Brock’s improbable rise from third-team reserve to San Francisco’s starting quarterback — with his successful string of seven straight victories — is the stuff of storybooks. 

As this column is being written, Purdy and his 49er teammates are preparing to visit Philadelphia to play the Eagles for the NFC Championship.

Dizzying heights, for sure… especially for his first year in pro football. But instead of a storybook, Purdy relies on the Good Book, and the Bible has imbued him with wisdom beyond his 23 years.

“Everything happens for a reason; it’s all a lesson from the Lord,” Brock has said.

A few hard knocks have supplemented Scripture and kept him humble.

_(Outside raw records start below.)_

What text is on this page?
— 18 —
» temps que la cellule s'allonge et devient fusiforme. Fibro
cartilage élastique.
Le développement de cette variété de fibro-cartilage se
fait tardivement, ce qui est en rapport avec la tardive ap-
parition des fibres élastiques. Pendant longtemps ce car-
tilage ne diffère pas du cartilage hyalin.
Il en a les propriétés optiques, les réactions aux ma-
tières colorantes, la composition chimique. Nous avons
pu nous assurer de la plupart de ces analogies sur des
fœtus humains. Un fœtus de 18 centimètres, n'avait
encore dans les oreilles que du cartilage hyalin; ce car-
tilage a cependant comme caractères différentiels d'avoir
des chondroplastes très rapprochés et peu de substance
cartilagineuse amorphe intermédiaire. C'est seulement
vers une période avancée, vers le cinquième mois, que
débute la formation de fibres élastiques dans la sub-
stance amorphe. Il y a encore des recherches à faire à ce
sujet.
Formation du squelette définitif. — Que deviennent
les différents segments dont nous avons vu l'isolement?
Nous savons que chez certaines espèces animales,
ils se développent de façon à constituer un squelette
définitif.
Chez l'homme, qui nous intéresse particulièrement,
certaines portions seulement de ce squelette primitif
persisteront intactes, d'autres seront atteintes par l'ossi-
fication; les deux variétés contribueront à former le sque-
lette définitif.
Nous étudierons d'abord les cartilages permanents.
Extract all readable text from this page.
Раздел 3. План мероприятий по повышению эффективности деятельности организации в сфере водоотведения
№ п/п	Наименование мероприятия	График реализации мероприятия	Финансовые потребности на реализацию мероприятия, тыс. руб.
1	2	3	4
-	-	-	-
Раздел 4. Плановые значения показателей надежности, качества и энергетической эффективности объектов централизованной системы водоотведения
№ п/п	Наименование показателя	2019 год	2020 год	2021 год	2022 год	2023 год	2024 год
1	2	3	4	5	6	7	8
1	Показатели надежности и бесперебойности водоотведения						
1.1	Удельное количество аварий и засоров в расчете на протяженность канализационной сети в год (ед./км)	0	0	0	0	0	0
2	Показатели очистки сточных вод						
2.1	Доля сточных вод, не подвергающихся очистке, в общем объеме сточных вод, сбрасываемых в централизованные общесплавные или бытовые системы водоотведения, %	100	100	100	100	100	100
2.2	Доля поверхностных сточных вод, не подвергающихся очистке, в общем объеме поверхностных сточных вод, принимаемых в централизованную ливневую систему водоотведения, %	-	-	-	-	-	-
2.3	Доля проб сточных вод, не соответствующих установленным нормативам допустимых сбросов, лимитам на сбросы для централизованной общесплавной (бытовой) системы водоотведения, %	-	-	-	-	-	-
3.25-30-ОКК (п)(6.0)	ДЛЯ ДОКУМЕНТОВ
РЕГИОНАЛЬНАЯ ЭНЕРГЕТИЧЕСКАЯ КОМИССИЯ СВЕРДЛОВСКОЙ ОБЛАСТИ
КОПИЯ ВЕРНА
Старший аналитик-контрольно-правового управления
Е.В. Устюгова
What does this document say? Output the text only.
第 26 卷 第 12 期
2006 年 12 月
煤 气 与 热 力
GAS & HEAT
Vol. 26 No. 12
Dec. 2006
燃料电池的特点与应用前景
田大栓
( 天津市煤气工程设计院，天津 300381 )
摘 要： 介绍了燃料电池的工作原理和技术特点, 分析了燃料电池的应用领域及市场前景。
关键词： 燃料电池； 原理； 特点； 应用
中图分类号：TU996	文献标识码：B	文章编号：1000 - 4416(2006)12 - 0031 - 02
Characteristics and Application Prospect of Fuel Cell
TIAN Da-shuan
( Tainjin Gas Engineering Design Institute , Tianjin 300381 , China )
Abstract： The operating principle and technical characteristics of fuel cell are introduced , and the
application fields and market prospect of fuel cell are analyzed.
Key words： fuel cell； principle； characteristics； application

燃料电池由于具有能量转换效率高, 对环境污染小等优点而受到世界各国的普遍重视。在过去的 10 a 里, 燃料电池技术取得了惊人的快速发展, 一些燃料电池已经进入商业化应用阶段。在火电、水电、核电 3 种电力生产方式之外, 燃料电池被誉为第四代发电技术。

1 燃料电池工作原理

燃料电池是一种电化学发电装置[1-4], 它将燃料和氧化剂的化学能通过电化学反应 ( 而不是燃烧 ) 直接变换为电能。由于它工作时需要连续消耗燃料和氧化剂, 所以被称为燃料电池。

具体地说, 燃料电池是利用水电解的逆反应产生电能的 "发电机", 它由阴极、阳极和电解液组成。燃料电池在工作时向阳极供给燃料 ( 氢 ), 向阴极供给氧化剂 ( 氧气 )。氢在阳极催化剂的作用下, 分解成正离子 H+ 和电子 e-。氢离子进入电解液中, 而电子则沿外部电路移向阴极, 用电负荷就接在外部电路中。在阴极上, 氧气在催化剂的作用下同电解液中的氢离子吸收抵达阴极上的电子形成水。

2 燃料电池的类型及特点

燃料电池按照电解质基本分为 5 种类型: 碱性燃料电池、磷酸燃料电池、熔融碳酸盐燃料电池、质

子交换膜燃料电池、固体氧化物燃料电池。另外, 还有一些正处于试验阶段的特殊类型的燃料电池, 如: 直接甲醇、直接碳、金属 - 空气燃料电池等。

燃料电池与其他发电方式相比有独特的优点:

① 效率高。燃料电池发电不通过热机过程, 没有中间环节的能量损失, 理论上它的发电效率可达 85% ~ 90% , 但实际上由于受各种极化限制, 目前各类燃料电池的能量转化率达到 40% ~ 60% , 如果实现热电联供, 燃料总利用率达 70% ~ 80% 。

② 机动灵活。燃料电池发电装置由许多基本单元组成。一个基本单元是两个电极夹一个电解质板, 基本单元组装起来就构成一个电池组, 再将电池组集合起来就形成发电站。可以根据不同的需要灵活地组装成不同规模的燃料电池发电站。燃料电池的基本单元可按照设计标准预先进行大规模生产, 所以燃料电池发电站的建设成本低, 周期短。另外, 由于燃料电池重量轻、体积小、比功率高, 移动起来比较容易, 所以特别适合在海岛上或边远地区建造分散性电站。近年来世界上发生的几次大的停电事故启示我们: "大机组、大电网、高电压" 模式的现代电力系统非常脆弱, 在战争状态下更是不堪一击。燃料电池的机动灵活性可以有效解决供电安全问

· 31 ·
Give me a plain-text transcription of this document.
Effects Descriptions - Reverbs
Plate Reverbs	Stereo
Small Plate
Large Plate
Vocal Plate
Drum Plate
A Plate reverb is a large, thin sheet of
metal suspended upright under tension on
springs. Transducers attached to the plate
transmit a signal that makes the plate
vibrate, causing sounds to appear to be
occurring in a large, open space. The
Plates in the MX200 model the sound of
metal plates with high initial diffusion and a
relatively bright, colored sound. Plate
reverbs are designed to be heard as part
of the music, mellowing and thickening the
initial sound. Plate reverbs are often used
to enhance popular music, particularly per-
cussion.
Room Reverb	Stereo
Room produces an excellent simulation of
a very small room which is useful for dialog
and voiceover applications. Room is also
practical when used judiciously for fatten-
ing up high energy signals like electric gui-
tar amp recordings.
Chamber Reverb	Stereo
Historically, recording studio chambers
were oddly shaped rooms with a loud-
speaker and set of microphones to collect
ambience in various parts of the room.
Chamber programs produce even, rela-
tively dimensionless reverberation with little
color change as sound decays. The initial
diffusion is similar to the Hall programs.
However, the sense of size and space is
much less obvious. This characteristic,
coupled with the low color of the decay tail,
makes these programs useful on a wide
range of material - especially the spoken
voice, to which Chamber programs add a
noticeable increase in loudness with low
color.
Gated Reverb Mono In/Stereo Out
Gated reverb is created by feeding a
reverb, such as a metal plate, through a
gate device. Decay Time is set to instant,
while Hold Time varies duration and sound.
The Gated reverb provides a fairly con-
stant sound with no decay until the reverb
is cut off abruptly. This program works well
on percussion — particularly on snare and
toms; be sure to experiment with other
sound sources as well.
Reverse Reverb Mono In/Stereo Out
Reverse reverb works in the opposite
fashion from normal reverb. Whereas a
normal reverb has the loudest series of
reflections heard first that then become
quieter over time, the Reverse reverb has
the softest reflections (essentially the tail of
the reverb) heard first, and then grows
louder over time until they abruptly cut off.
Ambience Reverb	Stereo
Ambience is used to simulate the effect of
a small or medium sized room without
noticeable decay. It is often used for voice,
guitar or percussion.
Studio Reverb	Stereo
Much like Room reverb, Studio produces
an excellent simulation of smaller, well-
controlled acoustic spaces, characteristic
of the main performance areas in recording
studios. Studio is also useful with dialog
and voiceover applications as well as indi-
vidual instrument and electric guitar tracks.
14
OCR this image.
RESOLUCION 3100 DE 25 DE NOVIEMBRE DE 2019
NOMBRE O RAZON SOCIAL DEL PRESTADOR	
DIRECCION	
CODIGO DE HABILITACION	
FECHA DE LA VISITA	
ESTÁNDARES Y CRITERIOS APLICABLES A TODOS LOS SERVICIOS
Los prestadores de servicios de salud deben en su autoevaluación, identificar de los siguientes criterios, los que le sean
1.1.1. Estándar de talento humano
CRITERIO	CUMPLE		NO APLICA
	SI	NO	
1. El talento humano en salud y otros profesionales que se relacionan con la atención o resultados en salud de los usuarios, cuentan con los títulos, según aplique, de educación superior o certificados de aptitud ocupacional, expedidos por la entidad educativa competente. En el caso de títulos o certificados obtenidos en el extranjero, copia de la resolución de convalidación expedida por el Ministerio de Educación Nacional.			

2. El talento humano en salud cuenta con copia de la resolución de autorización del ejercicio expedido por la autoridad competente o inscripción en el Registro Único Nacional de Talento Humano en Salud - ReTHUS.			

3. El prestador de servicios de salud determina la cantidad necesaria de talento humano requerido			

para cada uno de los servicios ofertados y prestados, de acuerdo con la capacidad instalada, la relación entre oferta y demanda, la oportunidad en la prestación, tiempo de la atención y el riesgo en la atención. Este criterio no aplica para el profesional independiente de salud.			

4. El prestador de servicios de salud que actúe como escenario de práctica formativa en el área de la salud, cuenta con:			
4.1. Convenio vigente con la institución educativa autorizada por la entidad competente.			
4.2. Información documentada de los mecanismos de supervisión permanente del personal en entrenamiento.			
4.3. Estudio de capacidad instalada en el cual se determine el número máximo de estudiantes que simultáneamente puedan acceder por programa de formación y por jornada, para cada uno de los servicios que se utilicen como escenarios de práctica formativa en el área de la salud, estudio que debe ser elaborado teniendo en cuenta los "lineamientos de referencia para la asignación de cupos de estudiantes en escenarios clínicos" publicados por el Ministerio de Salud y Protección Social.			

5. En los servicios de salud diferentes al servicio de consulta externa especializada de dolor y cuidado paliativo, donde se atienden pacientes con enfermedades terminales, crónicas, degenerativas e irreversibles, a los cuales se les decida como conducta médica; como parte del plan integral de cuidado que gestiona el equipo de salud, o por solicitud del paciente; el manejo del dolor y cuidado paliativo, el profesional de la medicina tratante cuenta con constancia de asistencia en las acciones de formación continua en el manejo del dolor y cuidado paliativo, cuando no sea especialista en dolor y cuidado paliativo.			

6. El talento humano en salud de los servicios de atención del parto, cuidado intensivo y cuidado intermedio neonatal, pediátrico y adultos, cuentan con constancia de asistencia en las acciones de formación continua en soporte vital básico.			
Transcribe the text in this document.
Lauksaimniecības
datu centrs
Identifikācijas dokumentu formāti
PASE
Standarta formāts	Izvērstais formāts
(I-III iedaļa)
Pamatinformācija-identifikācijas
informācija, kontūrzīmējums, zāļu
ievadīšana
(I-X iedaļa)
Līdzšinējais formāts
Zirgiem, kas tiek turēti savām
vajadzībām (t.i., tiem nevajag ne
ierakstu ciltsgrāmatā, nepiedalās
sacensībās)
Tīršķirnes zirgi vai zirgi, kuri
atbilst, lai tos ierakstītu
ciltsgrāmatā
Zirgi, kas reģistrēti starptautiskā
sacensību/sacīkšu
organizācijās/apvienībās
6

Mononucleosis sidelined Purdy for the first three games of his junior season at Perry High and affected his standing among major college recruiters, who initially displayed minor interest. Then the big schools saw Brock’s big numbers in passing yardage for the Pumas and pounced with cat-like quickness — especially Alabama, which upped its offer from “preferred walk-on” to full scholarship.

Tuscaloosa ain’t Tinseltown, but the Crimson Tide’s head coach then appeared to take a page from the unnamed Hollywood casting director who reportedly said of Fred Astaire, “Can’t act, can’t sing, can dance a little.” 

 During Brock’s campus visit to Alabama, Nick Saban didn’t mince words, telling Purdy, “You’re below average in height. Your arm strength is whatever. Your accuracy is average.”

Whether it was candor meant to inspire Purdy or confusion with another recruit, Saban’s unvarnished assessment certainly proved motivational. It motivated Brock Purdy to pass on the perennial national power, take a close look at Texas A & M and finally choose Iowa State.

Purdy’s four years as a Cyclone were a whirlwind. Foreshadowing his NFL experience, he began his freshman season as a third-stringer, but soon became the starter, opening eight games and ending up with the sixth-best pass rating in the NCAA. His second season brought second-team All Big 12 Honors, and he was first team All-Conference his final two years.

April of last year brought another transition and an action some might consider an insult — or, as Yogi Berra might have called it, “Deja vu all over again.”

Purdy’s name was called at the NFL Draft but was the last name called and that final pick came with a nickname that is less than complimentary.

When San Francisco selected him with the 262nd — and concluding — pick of the draft, Purdy earned the title “Mr. Irrelevant.”

What might seem insulting at first glance was actually initiated as an honor. The late Paul Selata, who starred as a receiver first at Southern Cal and later with the 49ers, thought the last player picked should receive an “accolade” similar to the top selection.

So Selata began “Irrelevant Week” in 1976, bringing the bottom selection to Newport Beach, California, for a trip to Disneyland, a golf tournament, a regatta, and a celebrity roast, where “Mr. Irrelevant” is awarded the “Lowsman Trophy” — the opposite of the Heisman — get it?

There is a higher purpose to the “exercise in irrelevancy” — raising funds for charities such as SPIN — Serving People In Need — so Brock and his family gladly made the trip.

Now Purdy and the Niners face this fundamental truth: They are one win away from the Super Bowl.

Berra would caution that “it’s not over ’til it’s over.”

But regardless of the outcome, for Brock Purdy, this is just the beginning.